Simular’s Agent S Outperforms Humans on OSWorld Benchmark
AI agent reaches 72.6% on OSWorld, exceeding the benchmark’s human baseline of 72.36%
December 16, 2025
.png)
San Francisco, CA – Simular, the autonomous computer company, today announced that its open agentic framework Agent S has achieved a 72.6% success rate on OSWorld, the leading benchmark for evaluating multimodal agents performing real computer tasks.
The milestone places Simular’s agent above the benchmark’s human-level performance of 72.36%, marking a major breakthrough in AI’s ability to operate real computers with human-like reliability.
Just one year ago, the highest score on OSWorld hovered around 20%. Continuous progress has rapidly improved performance across the agentic field.

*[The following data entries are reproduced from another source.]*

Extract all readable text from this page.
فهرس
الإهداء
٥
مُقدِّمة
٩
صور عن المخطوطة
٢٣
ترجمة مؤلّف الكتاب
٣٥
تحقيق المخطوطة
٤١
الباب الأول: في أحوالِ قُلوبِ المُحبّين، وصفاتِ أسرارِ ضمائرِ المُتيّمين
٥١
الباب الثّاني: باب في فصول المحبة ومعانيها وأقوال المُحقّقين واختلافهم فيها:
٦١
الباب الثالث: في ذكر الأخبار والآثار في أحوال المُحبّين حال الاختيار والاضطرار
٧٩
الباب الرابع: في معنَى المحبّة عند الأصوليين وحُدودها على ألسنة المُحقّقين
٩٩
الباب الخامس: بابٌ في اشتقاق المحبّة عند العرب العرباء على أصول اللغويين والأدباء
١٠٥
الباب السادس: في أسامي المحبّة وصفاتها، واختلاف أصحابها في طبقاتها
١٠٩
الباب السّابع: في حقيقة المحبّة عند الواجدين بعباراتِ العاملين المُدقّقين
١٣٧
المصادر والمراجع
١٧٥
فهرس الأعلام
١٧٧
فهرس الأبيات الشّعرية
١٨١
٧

Simular’s Agent S is the first to surpass the human threshold, enabled largely by the scaling effects of Behavior Best-of-N (bBoN), a method that improves performance by using multiple agents and selecting the best among them.
“The space of computer-use agents is advancing so rapidly that even we didn’t foresee this breakthrough arriving so soon,” said Ang Li, CEO and co-founder of Simular. “Until recently, it wasn’t clear whether AI could reliably use a computer the way humans do. Crossing this threshold is a historic moment. Our focus now is making this technology widely accessible, unlocking real use cases for real people on real computers.”
This milestone follows Simular’s recent $21.5 million funding round led by Felicis with participation from Nvidia’s NVentures, Basis Set Ventures and others. Simular is also one of five agentic companies selected to pilot Microsoft’s new Windows 365 for Agents, a secured, scalable environment designed for enterprise-grade AI automation.
In December, the company launched Simular 1.0, the first truly desktop-native AI agent for consumers – a step toward its mission to free people from computer labor entirely.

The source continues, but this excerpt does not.